Genomics - DNA mutations: Nursing

Nurse Andrea is working in the genetic counseling center at the local children’s hospital. Today she is meeting with George who was recently diagnosed with Duchenne muscular dystrophy and his mother Mrs. Hasan. Mrs. Hasan asks, “What could have caused this disease?” Nurse Andrea replies, “This condition can be the result of a DNA mutation known as deletion.” Mrs. Hasan asks, “What’s a DNA mutation?” Nurse Andrea says, “Well a DNA mutation is when there is an alteration to genetic material. Sometimes these alterations can result in diseases.” Let’s explore DNA mutations further to understand how they can lead to certain diseases.
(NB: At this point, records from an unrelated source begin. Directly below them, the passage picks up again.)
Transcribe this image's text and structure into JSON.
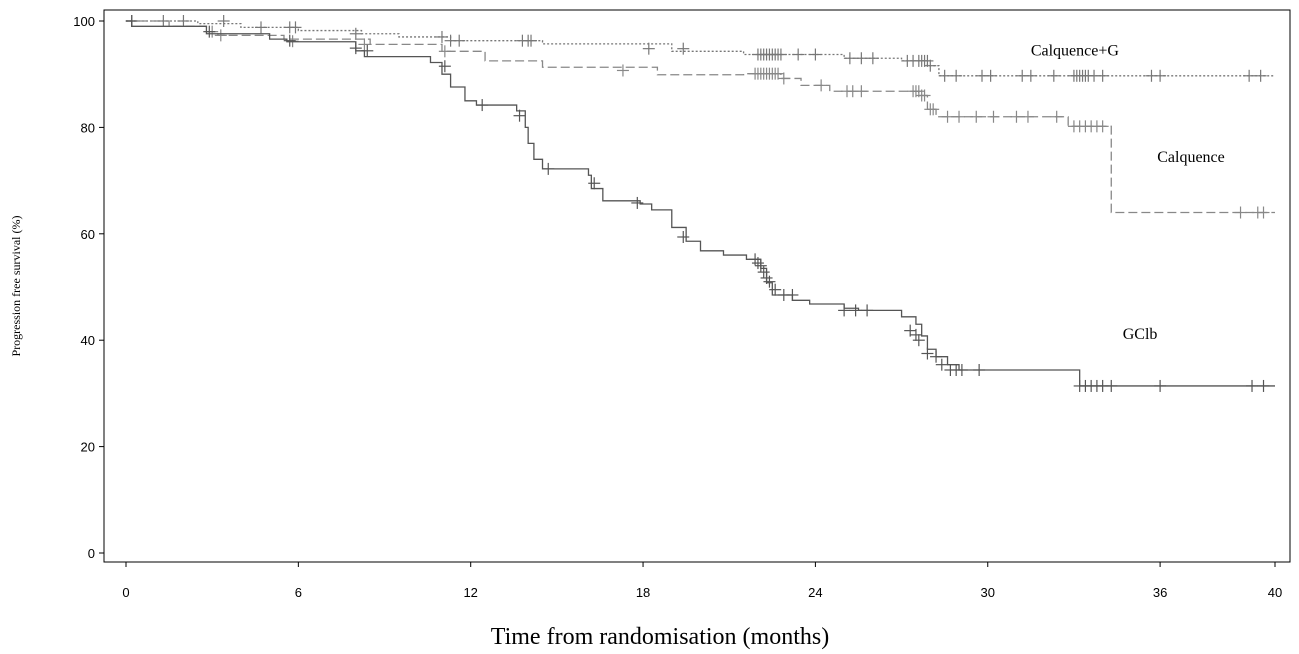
{
  "chart_data": {
    "type": "line",
    "subtype": "kaplan-meier step",
    "title": "",
    "xlabel": "Time from randomisation (months)",
    "ylabel": "Progression free survival (%)",
    "xlim": [
      0,
      40
    ],
    "ylim": [
      0,
      100
    ],
    "xticks": [
      0,
      6,
      12,
      18,
      24,
      30,
      36,
      40
    ],
    "yticks": [
      0,
      20,
      40,
      60,
      80,
      100
    ],
    "grid": false,
    "legend": "none (direct labels)",
    "series": [
      {
        "name": "Calquence+G",
        "color": "#777777",
        "dash": "dotted",
        "label_position": [
          31.5,
          93.5
        ],
        "steps": [
          [
            0,
            100
          ],
          [
            2.5,
            99.5
          ],
          [
            4.0,
            98.8
          ],
          [
            6.0,
            98.2
          ],
          [
            8.2,
            97.6
          ],
          [
            9.5,
            97.0
          ],
          [
            11.3,
            96.3
          ],
          [
            14.5,
            95.7
          ],
          [
            19.0,
            94.3
          ],
          [
            21.5,
            93.7
          ],
          [
            25.0,
            93.0
          ],
          [
            27.0,
            92.5
          ],
          [
            27.9,
            91.6
          ],
          [
            28.3,
            89.7
          ],
          [
            40,
            89.7
          ]
        ],
        "censors": [
          [
            0.2,
            100
          ],
          [
            1.3,
            100
          ],
          [
            2.0,
            100
          ],
          [
            3.4,
            100
          ],
          [
            4.7,
            98.8
          ],
          [
            5.7,
            98.8
          ],
          [
            5.9,
            98.8
          ],
          [
            8.0,
            97.6
          ],
          [
            11.0,
            97.0
          ],
          [
            11.3,
            96.3
          ],
          [
            11.6,
            96.3
          ],
          [
            13.8,
            96.3
          ],
          [
            14.0,
            96.3
          ],
          [
            14.1,
            96.3
          ],
          [
            18.2,
            94.8
          ],
          [
            19.4,
            94.8
          ],
          [
            22.0,
            93.7
          ],
          [
            22.1,
            93.7
          ],
          [
            22.2,
            93.7
          ],
          [
            22.3,
            93.7
          ],
          [
            22.4,
            93.7
          ],
          [
            22.5,
            93.7
          ],
          [
            22.6,
            93.7
          ],
          [
            22.7,
            93.7
          ],
          [
            22.8,
            93.7
          ],
          [
            23.4,
            93.7
          ],
          [
            24.0,
            93.7
          ],
          [
            25.2,
            93.0
          ],
          [
            25.6,
            93.0
          ],
          [
            26.0,
            93.0
          ],
          [
            27.2,
            92.5
          ],
          [
            27.4,
            92.5
          ],
          [
            27.6,
            92.5
          ],
          [
            27.7,
            92.5
          ],
          [
            27.8,
            92.5
          ],
          [
            27.9,
            92.5
          ],
          [
            28.0,
            91.6
          ],
          [
            28.5,
            89.7
          ],
          [
            28.9,
            89.7
          ],
          [
            29.8,
            89.7
          ],
          [
            30.1,
            89.7
          ],
          [
            31.2,
            89.7
          ],
          [
            31.5,
            89.7
          ],
          [
            32.3,
            89.7
          ],
          [
            33.0,
            89.7
          ],
          [
            33.1,
            89.7
          ],
          [
            33.2,
            89.7
          ],
          [
            33.3,
            89.7
          ],
          [
            33.4,
            89.7
          ],
          [
            33.5,
            89.7
          ],
          [
            33.7,
            89.7
          ],
          [
            34.0,
            89.7
          ],
          [
            35.7,
            89.7
          ],
          [
            36.0,
            89.7
          ],
          [
            39.1,
            89.7
          ],
          [
            39.5,
            89.7
          ]
        ]
      },
      {
        "name": "Calquence",
        "color": "#888888",
        "dash": "dashed",
        "label_position": [
          35.9,
          73.5
        ],
        "steps": [
          [
            0,
            100
          ],
          [
            1.5,
            99.0
          ],
          [
            2.8,
            98.0
          ],
          [
            3.2,
            97.3
          ],
          [
            5.5,
            96.6
          ],
          [
            8.5,
            95.6
          ],
          [
            11.0,
            94.3
          ],
          [
            12.5,
            92.5
          ],
          [
            14.5,
            91.3
          ],
          [
            18.5,
            89.9
          ],
          [
            21.5,
            90.1
          ],
          [
            22.8,
            89.2
          ],
          [
            23.5,
            87.9
          ],
          [
            24.5,
            86.8
          ],
          [
            27.6,
            86.0
          ],
          [
            27.9,
            83.4
          ],
          [
            28.2,
            82.0
          ],
          [
            32.8,
            80.2
          ],
          [
            33.8,
            80.2
          ],
          [
            34.3,
            64.0
          ],
          [
            40,
            64.0
          ]
        ],
        "censors": [
          [
            3.0,
            98.0
          ],
          [
            3.3,
            97.3
          ],
          [
            5.8,
            96.2
          ],
          [
            8.3,
            95.6
          ],
          [
            11.1,
            94.3
          ],
          [
            17.3,
            90.7
          ],
          [
            21.9,
            90.1
          ],
          [
            22.0,
            90.1
          ],
          [
            22.1,
            90.1
          ],
          [
            22.2,
            90.1
          ],
          [
            22.3,
            90.1
          ],
          [
            22.4,
            90.1
          ],
          [
            22.5,
            90.1
          ],
          [
            22.6,
            90.1
          ],
          [
            22.7,
            90.1
          ],
          [
            22.9,
            89.2
          ],
          [
            24.2,
            87.9
          ],
          [
            25.1,
            86.8
          ],
          [
            25.3,
            86.8
          ],
          [
            25.6,
            86.8
          ],
          [
            27.4,
            86.8
          ],
          [
            27.5,
            86.8
          ],
          [
            27.6,
            86.8
          ],
          [
            27.7,
            86.0
          ],
          [
            27.8,
            86.0
          ],
          [
            28.0,
            83.4
          ],
          [
            28.1,
            83.4
          ],
          [
            28.6,
            82.0
          ],
          [
            29.0,
            82.0
          ],
          [
            29.6,
            82.0
          ],
          [
            30.2,
            82.0
          ],
          [
            31.0,
            82.0
          ],
          [
            31.4,
            82.0
          ],
          [
            32.4,
            82.0
          ],
          [
            33.0,
            80.2
          ],
          [
            33.2,
            80.2
          ],
          [
            33.4,
            80.2
          ],
          [
            33.6,
            80.2
          ],
          [
            33.8,
            80.2
          ],
          [
            34.0,
            80.2
          ],
          [
            38.8,
            64.0
          ],
          [
            39.4,
            64.0
          ],
          [
            39.6,
            64.0
          ]
        ]
      },
      {
        "name": "GClb",
        "color": "#555555",
        "dash": "solid",
        "label_position": [
          34.7,
          40.2
        ],
        "steps": [
          [
            0,
            100
          ],
          [
            0.2,
            99.0
          ],
          [
            2.8,
            97.6
          ],
          [
            5.0,
            96.6
          ],
          [
            5.6,
            96.1
          ],
          [
            8.0,
            94.4
          ],
          [
            8.3,
            93.3
          ],
          [
            10.6,
            92.2
          ],
          [
            11.0,
            90.0
          ],
          [
            11.3,
            87.6
          ],
          [
            11.8,
            85.0
          ],
          [
            12.2,
            84.2
          ],
          [
            13.6,
            83.1
          ],
          [
            13.9,
            80.0
          ],
          [
            14.0,
            77.0
          ],
          [
            14.2,
            74.0
          ],
          [
            14.5,
            72.2
          ],
          [
            16.1,
            71.0
          ],
          [
            16.2,
            68.5
          ],
          [
            16.6,
            66.2
          ],
          [
            17.9,
            65.6
          ],
          [
            18.3,
            64.5
          ],
          [
            19.0,
            61.2
          ],
          [
            19.5,
            58.6
          ],
          [
            20.0,
            56.8
          ],
          [
            20.8,
            56.0
          ],
          [
            21.6,
            55.2
          ],
          [
            22.1,
            53.5
          ],
          [
            22.3,
            50.8
          ],
          [
            22.5,
            48.5
          ],
          [
            23.2,
            47.5
          ],
          [
            23.8,
            46.8
          ],
          [
            25.0,
            46.0
          ],
          [
            25.5,
            45.6
          ],
          [
            27.0,
            44.4
          ],
          [
            27.5,
            43.0
          ],
          [
            27.7,
            40.8
          ],
          [
            27.9,
            38.3
          ],
          [
            28.2,
            36.9
          ],
          [
            28.6,
            35.4
          ],
          [
            29.0,
            34.4
          ],
          [
            33.0,
            34.4
          ],
          [
            33.2,
            31.4
          ],
          [
            40,
            31.4
          ]
        ],
        "censors": [
          [
            0.2,
            100
          ],
          [
            2.9,
            98.0
          ],
          [
            5.7,
            96.3
          ],
          [
            8.0,
            94.9
          ],
          [
            8.4,
            94.4
          ],
          [
            11.1,
            91.5
          ],
          [
            12.4,
            84.2
          ],
          [
            13.7,
            82.2
          ],
          [
            14.7,
            72.2
          ],
          [
            16.3,
            69.5
          ],
          [
            17.8,
            65.8
          ],
          [
            19.4,
            59.4
          ],
          [
            21.9,
            55.2
          ],
          [
            22.0,
            54.5
          ],
          [
            22.1,
            54.0
          ],
          [
            22.2,
            52.8
          ],
          [
            22.3,
            51.7
          ],
          [
            22.4,
            51.0
          ],
          [
            22.6,
            49.5
          ],
          [
            22.9,
            48.5
          ],
          [
            23.2,
            48.5
          ],
          [
            25.0,
            45.6
          ],
          [
            25.4,
            45.6
          ],
          [
            25.8,
            45.6
          ],
          [
            27.3,
            41.8
          ],
          [
            27.5,
            41.0
          ],
          [
            27.6,
            40.0
          ],
          [
            27.9,
            37.5
          ],
          [
            28.2,
            36.9
          ],
          [
            28.4,
            35.4
          ],
          [
            28.7,
            34.4
          ],
          [
            28.9,
            34.4
          ],
          [
            29.1,
            34.4
          ],
          [
            29.7,
            34.4
          ],
          [
            33.2,
            31.4
          ],
          [
            33.4,
            31.4
          ],
          [
            33.6,
            31.4
          ],
          [
            33.8,
            31.4
          ],
          [
            34.0,
            31.4
          ],
          [
            34.3,
            31.4
          ],
          [
            36.0,
            31.4
          ],
          [
            39.2,
            31.4
          ],
          [
            39.6,
            31.4
          ]
        ]
      }
    ]
  }
}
Okay, so, there are several different types of DNA mutations, many of which happen during DNA replication. Mutations can affect the chromosomes in somatic cells, meaning any cell in our body other than the gametes, or sex cells, and they can occur in the gametes. If a mutation occurs in the gametes, these are called germline mutations, and this type of mutation can be passed on from one generation to the next. Some mutations may not cause any obvious changes to health and may never be detected. These are known as ‘silent’ mutations. Other mutations can alter function to the extent that it can be seen or felt with signs or symptoms.

First, to better understand the major types of DNA mutations, let’s take a closer look at the structure of DNA. DNA has three basic components: deoxyribose, a five-carbon sugar molecule; a phosphate molecule; and a nitrogenous base also called a nucleobase or, simply, a “base.” Together, these make up a sub-unit, or piece of DNA, called a nucleotide.

Now, there are four bases that make up DNA nucleotides: adenine and guanine, which are called purine bases; and thymine and cytosine, which are called pyrimidine bases. Each of these bases are usually referred to by their first letters: A, G, T, and C. These bases form bonds according to the rule of “complementary base pairing” which states that in DNA, A always pairs with T, while C always pairs with G. The resulting base pairs are linked together in a spiral strand known as the double helix.

When strands of DNA are tightly packed together, they make up chromosomes, which are coded segments of DNA that supply the genetic information necessary to make the proteins that are needed for the body to function. If these coded sections are altered by a mutation, this can potentially affect the process of protein production and the function of the body.

Alright, the major types of DNA mutations include substitutions, deletions, insertions, deletion-insertions, inversions, duplications, and translocations.

First, there are substitutions, sometimes called point mutations, which are the most common type of DNA mutation. These occur when one nucleotide is swapped for another. Now, there are two types of substitutions: transitions and transversions. When a transition occurs, one purine is substituted for another purine, like when A is substituted for G in a DNA sequence; or when one pyrimidine is substituted for another pyrimidine, like when T is substituted for C in a DNA sequence. Transition mutations are most likely to result in a silent mutation.

On the other hand, when a transversion occurs, a purine is substituted for a pyrimidine or a pyrimidine is substituted for a purine. For example, in sickle cell disease, A is replaced by T, which then codes for a completely different amino acid resulting in an abnormal hemoglobin.

The next type of DNA mutation is deletion. In a deletion, at least one of the base-pair in the DNA sequence goes missing. There can be small deletions where only a few base pairs are deleted or there can be large deletions that result in the removal of an entire gene. Examples of diseases caused by a DNA deletion are Cri du chat syndrome and Duchene muscular dystrophy, like George has.

Then there are insertions. An insertion occurs when at least one extra base pair occurs in the DNA sequence. Much like deletions, insertions can involve just an extra few base pairs or many extra base pairs could be added. This type of DNA mutation is the cause of beta-thalassemia.

Now, in some cases, deletions and insertions can occur together on the same gene at the same time. This is known as a deletion-insertion mutation variant, and the outcomes of this mutation will vary, depending on the complexity of the mutation.